Friday, December 28, 2018

After Back-to-Back Hurricanes, North Carolina Reconsiders Climate Change

In a state where lawmakers once rejected sea level rise warnings, polls show a growing concern among residents and a desire for better policies.


Days of rain from Hurricane Florence flooded homes across a wide area of North Carolina in September 2018. In Spring Lake, nearly 100 miles from the coast, Bob Richling carried items from a home as the Little River flooded. (Credit: Joe Raedle/Getty Images) Click to Enlarge.
After North Carolina was hit by two major hurricanes within two years and flooding rainfall from a third, the state that once spurned the science of sea level rise in its zoning rules is starting to take climate change more seriously.

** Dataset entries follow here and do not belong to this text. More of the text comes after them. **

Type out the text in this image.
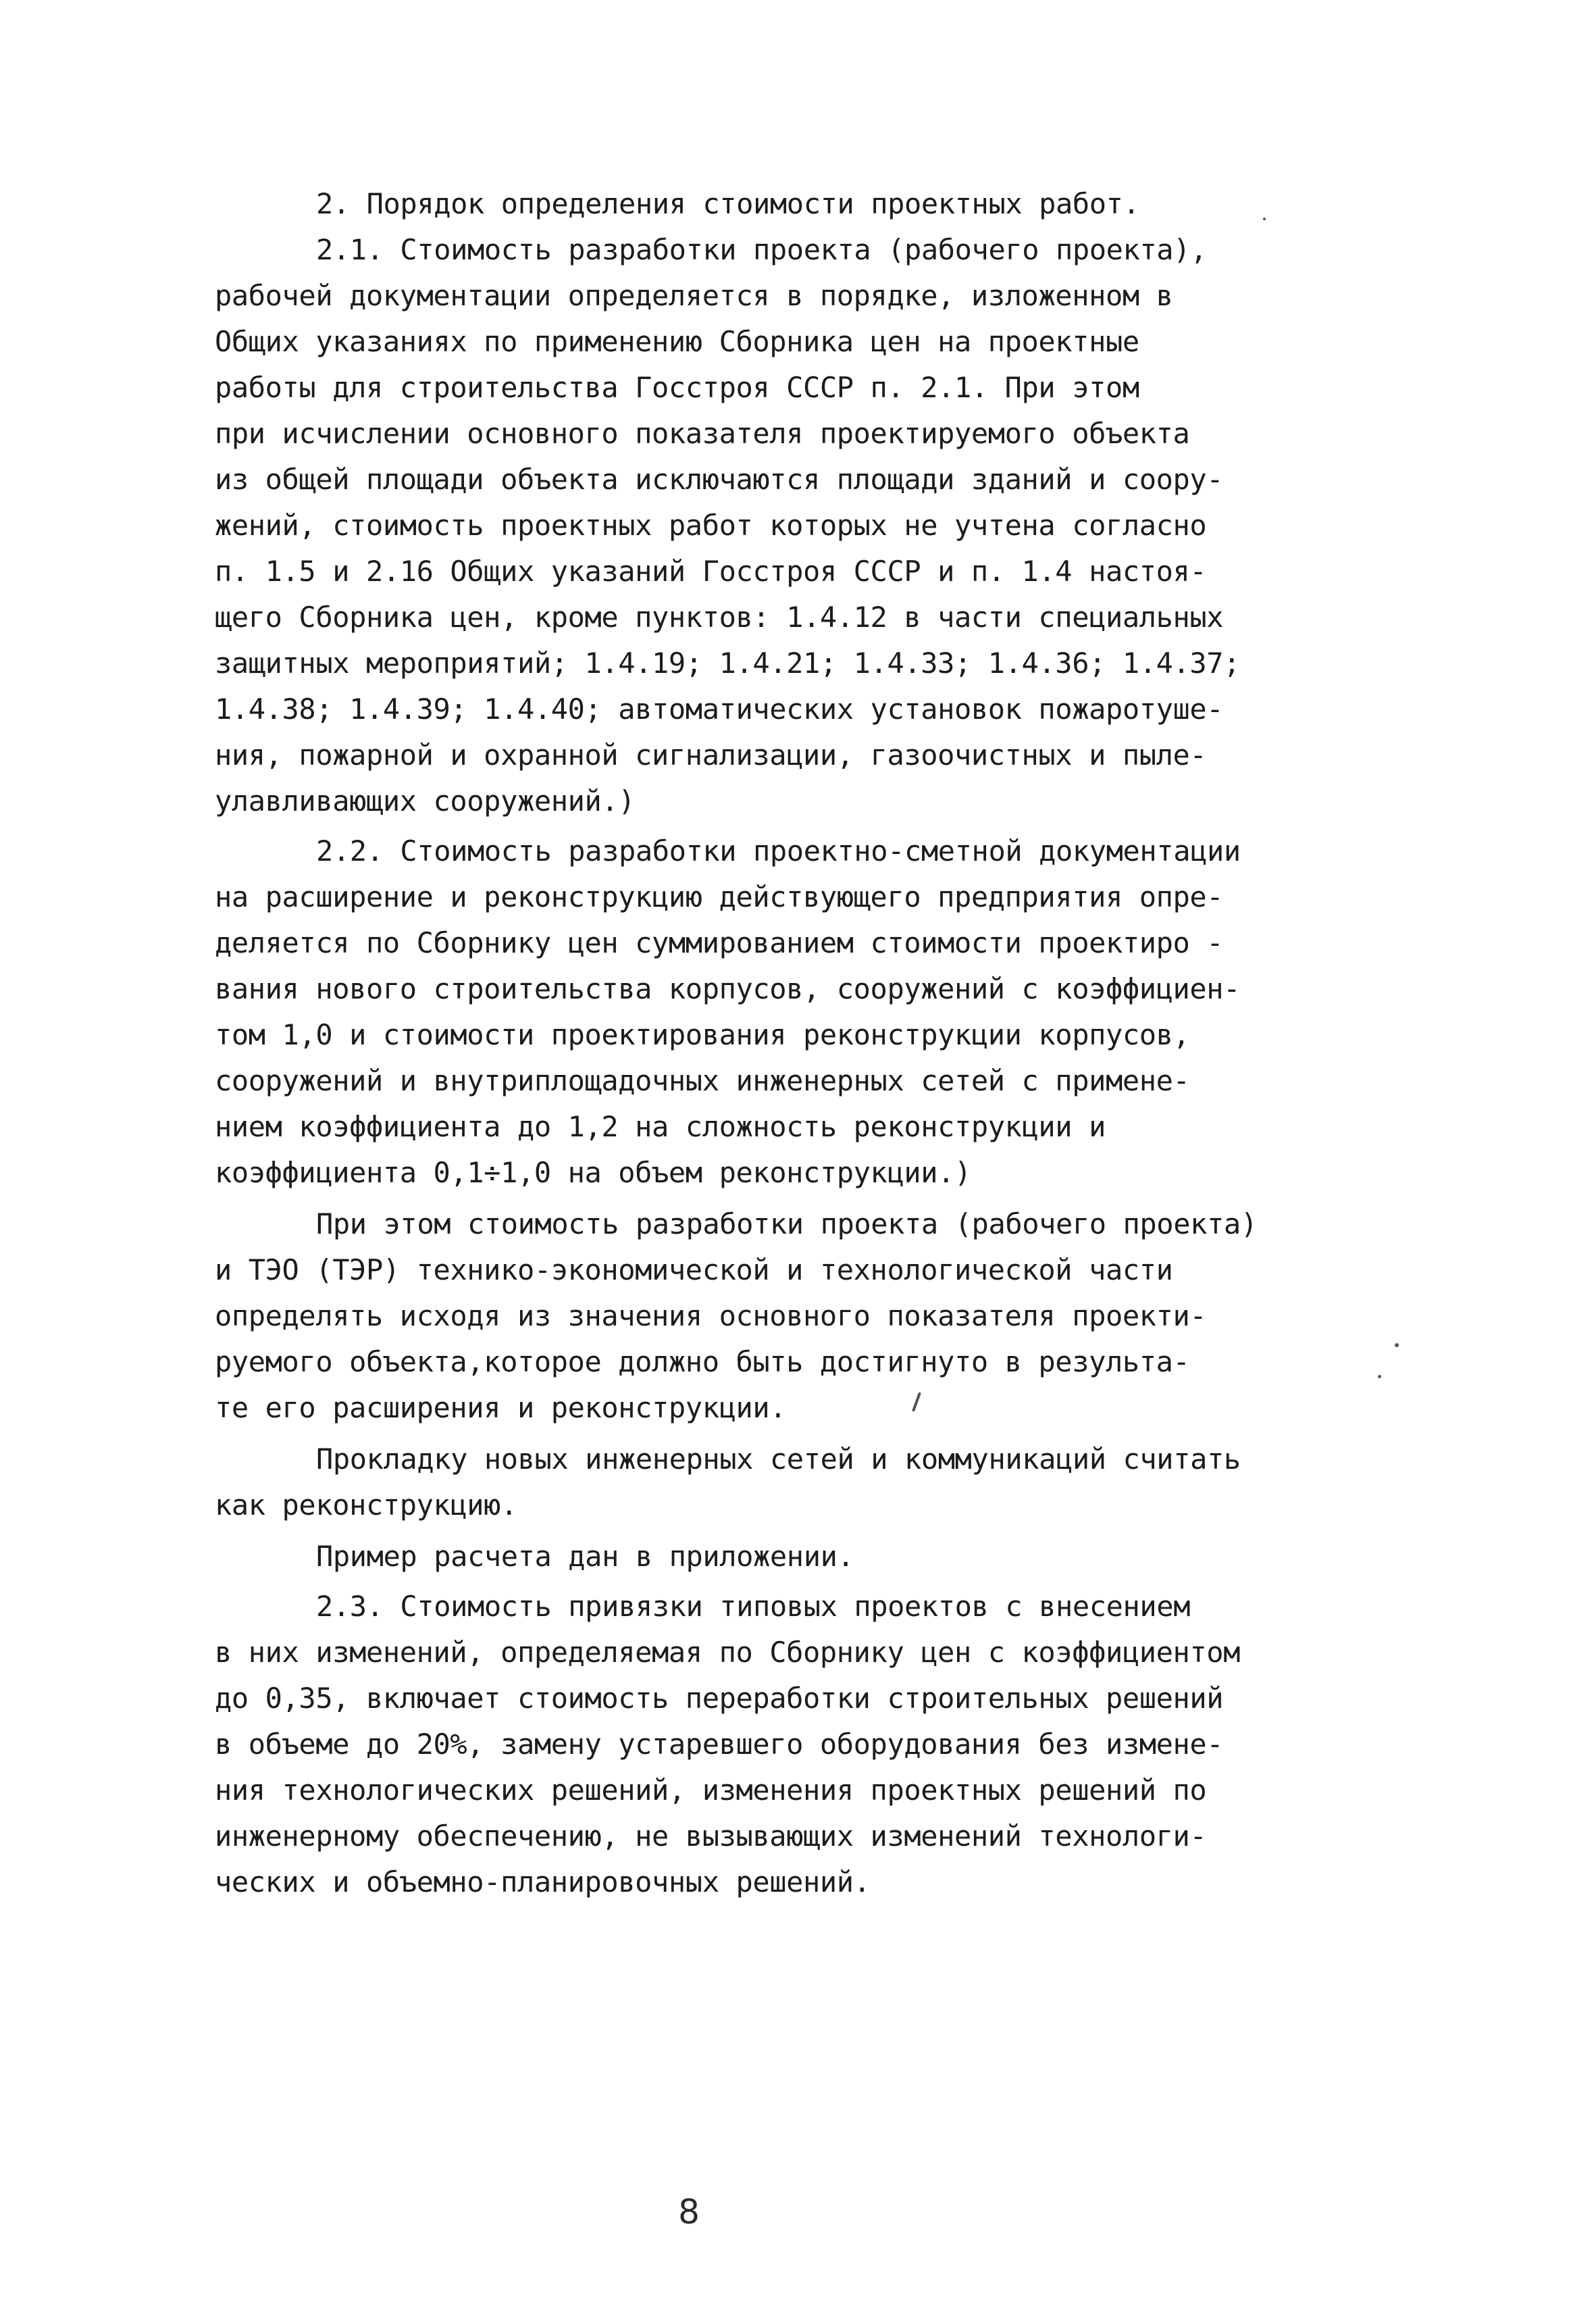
2. Порядок определения стоимости проектных работ.
2.1. Стоимость разработки проекта (рабочего проекта),
рабочей документации определяется в порядке, изложенном в
Общих указаниях по применению Сборника цен на проектные
работы для строительства Госстроя СССР п. 2.1. При этом
при исчислении основного показателя проектируемого объекта
из общей площади объекта исключаются площади зданий и соору-
жений, стоимость проектных работ которых не учтена согласно
п. 1.5 и 2.16 Общих указаний Госстроя СССР и п. 1.4 настоя-
щего Сборника цен, кроме пунктов: 1.4.12 в части специальных
защитных мероприятий; 1.4.19; 1.4.21; 1.4.33; 1.4.36; 1.4.37;
1.4.38; 1.4.39; 1.4.40; автоматических установок пожаротуше-
ния, пожарной и охранной сигнализации, газоочистных и пыле-
улавливающих сооружений.)
2.2. Стоимость разработки проектно-сметной документации
на расширение и реконструкцию действующего предприятия опре-
деляется по Сборнику цен суммированием стоимости проектиро -
вания нового строительства корпусов, сооружений с коэффициен-
том 1,0 и стоимости проектирования реконструкции корпусов,
сооружений и внутриплощадочных инженерных сетей с примене-
нием коэффициента до 1,2 на сложность реконструкции и
коэффициента 0,1÷1,0 на объем реконструкции.)
При этом стоимость разработки проекта (рабочего проекта)
и ТЭО (ТЭР) технико-экономической и технологической части
определять исходя из значения основного показателя проекти-
руемого объекта,которое должно быть достигнуто в результа-
те его расширения и реконструкции.
Прокладку новых инженерных сетей и коммуникаций считать
как реконструкцию.
Пример расчета дан в приложении.
2.3. Стоимость привязки типовых проектов с внесением
в них изменений, определяемая по Сборнику цен с коэффициентом
до 0,35, включает стоимость переработки строительных решений
в объеме до 20%, замену устаревшего оборудования без измене-
ния технологических решений, изменения проектных решений по
инженерному обеспечению, не вызывающих изменений технологи-
ческих и объемно-планировочных решений.
8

A new governor has a different policy agenda that incorporates the risks from climate change, and polls suggest a growing number of North Carolina residents are concerned about climate change and want policies that help protect them from extreme weather.

There are new efforts to get homes and hog-waste lagoons out of floodplains before the next big storm.  Gov. Roy Cooper has committed North Carolina to cut its heat-trapping greenhouse gas emissions by 40 percent by 2025, consistent with the Paris climate accord.  He also instructed state agencies to incorporate climate science into their decision-making, a shift for a state where lawmakers just six years ago passed legislation to prevent North Carolina officials from basing coastal policies on projections of sea level rise.

Some residents hadn't yet recovered from 2016's Hurricane Matthew when Hurricane Florence stalled over the state in September and dumped more than 30 inches of rain.  The deluge turned interstates into rivers, made the port city of Wilmington almost an island, and flooded tens of thousands of homes.  A few weeks later, the remnants of Hurricane Michael brought even more rain to North Carolina, knocking out power to thousands and causing flooding.

North Carolinians are starting to think about extreme weather in new ways, said Geoff Gisler, a Chapel Hill-based attorney with the Southern Environmental Law Center, which works on coastal protection, clean energy and other issues.

"It's something we're seeing not only from the governor's office but also on the ground," Gisler said.  "Some folks, maybe five years ago, that were saying that climate change doesn't exist are now realizing when you have several 500- or 1,000-year storms in a couple of years, that's not normal."